>“But postgres isn’t a document store!” I hear you cry. Well, no, it isn’t, but ...

scrollaway · on Dec 19, 2018

2.3m content items is tiny. So is 30m. You're at least 1-2 magnitudes away from something that will start to bother postgres. Anything before that is likely to be an index or IOPS issue.

sb8244 · on Dec 19, 2018

On that note, one thing that the article points out is that managing the MongoDB setup was a full time job.....although managing Postgres will probably be as well. It would be easy and understandable to try to make it static and not needing attention, but that is a recipe for bad times.

Having issues accessing Xmillion rows seems like something that would be caught by someone focused on performance of the database full-time.

scrollaway · on Dec 19, 2018

RDS is really good at not having to be managed tbh, at the guardian's scale. And when shit does happen they get to be able to throw money at AWS's premium support. I definitely think their move makes a ton of sense there.

mrsuprawsm · on Dec 19, 2018

Even with HSTORE/JSONB columns? I would imagine (gut feeling, no evidence) that the performance of these is worse than more traditional column types.

scrollaway · on Dec 19, 2018

Aye even so. They're definitely heavier to store, and their indexes can get quite big, though, so disk space / IOPS can be more of an issue. But still 2.3M is a drop in the ocean. (I don't know about HSTORE though…)

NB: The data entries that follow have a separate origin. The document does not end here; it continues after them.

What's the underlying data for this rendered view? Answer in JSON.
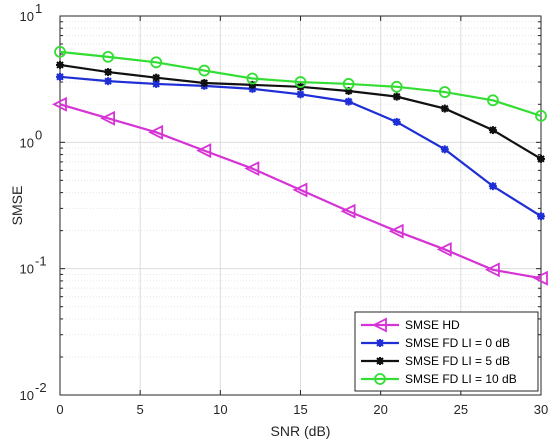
{
  "chart_data": {
    "type": "line",
    "title": "",
    "xlabel": "SNR (dB)",
    "ylabel": "SMSE",
    "xlim": [
      0,
      30
    ],
    "ylim": [
      0.01,
      10
    ],
    "yscale": "log",
    "grid": true,
    "legend_position": "bottom-right",
    "x_ticks": [
      0,
      5,
      10,
      15,
      20,
      25,
      30
    ],
    "x_tick_labels": [
      "0",
      "5",
      "10",
      "15",
      "20",
      "25",
      "30"
    ],
    "y_ticks": [
      0.01,
      0.1,
      1,
      10
    ],
    "y_tick_labels": [
      {
        "base": "10",
        "exp": "-2"
      },
      {
        "base": "10",
        "exp": "-1"
      },
      {
        "base": "10",
        "exp": "0"
      },
      {
        "base": "10",
        "exp": "1"
      }
    ],
    "x": [
      0,
      3,
      6,
      9,
      12,
      15,
      18,
      21,
      24,
      27,
      30
    ],
    "series": [
      {
        "name": "SMSE HD",
        "color": "#d633d6",
        "marker": "triangle-left",
        "values": [
          2.0,
          1.55,
          1.2,
          0.86,
          0.62,
          0.42,
          0.285,
          0.198,
          0.142,
          0.098,
          0.084
        ]
      },
      {
        "name": "SMSE FD LI = 0 dB",
        "color": "#1f2fd6",
        "marker": "asterisk",
        "values": [
          3.3,
          3.05,
          2.9,
          2.8,
          2.65,
          2.4,
          2.1,
          1.45,
          0.88,
          0.45,
          0.26
        ]
      },
      {
        "name": "SMSE FD LI = 5 dB",
        "color": "#111111",
        "marker": "asterisk",
        "values": [
          4.1,
          3.6,
          3.25,
          2.95,
          2.85,
          2.75,
          2.55,
          2.3,
          1.85,
          1.25,
          0.74
        ]
      },
      {
        "name": "SMSE FD LI = 10 dB",
        "color": "#33dd33",
        "marker": "circle",
        "values": [
          5.2,
          4.75,
          4.3,
          3.7,
          3.2,
          3.0,
          2.9,
          2.75,
          2.5,
          2.15,
          1.62
        ]
      }
    ]
  }
}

At my previous startup I was ingesting Hearthstone games at a rate of 1-2M / day. Before being handed off to permanent storage (s3, redshift etc) a bunch of data would get stored in a JSONB, with 14-day retention. This all ran on a 200GB t2.large instance on RDS, was our smallest instance and never really caused an issue.

tschellenbach · on Dec 19, 2018

Yeah a well configured postgres instance will usually only start to have issue with more than a billion rows.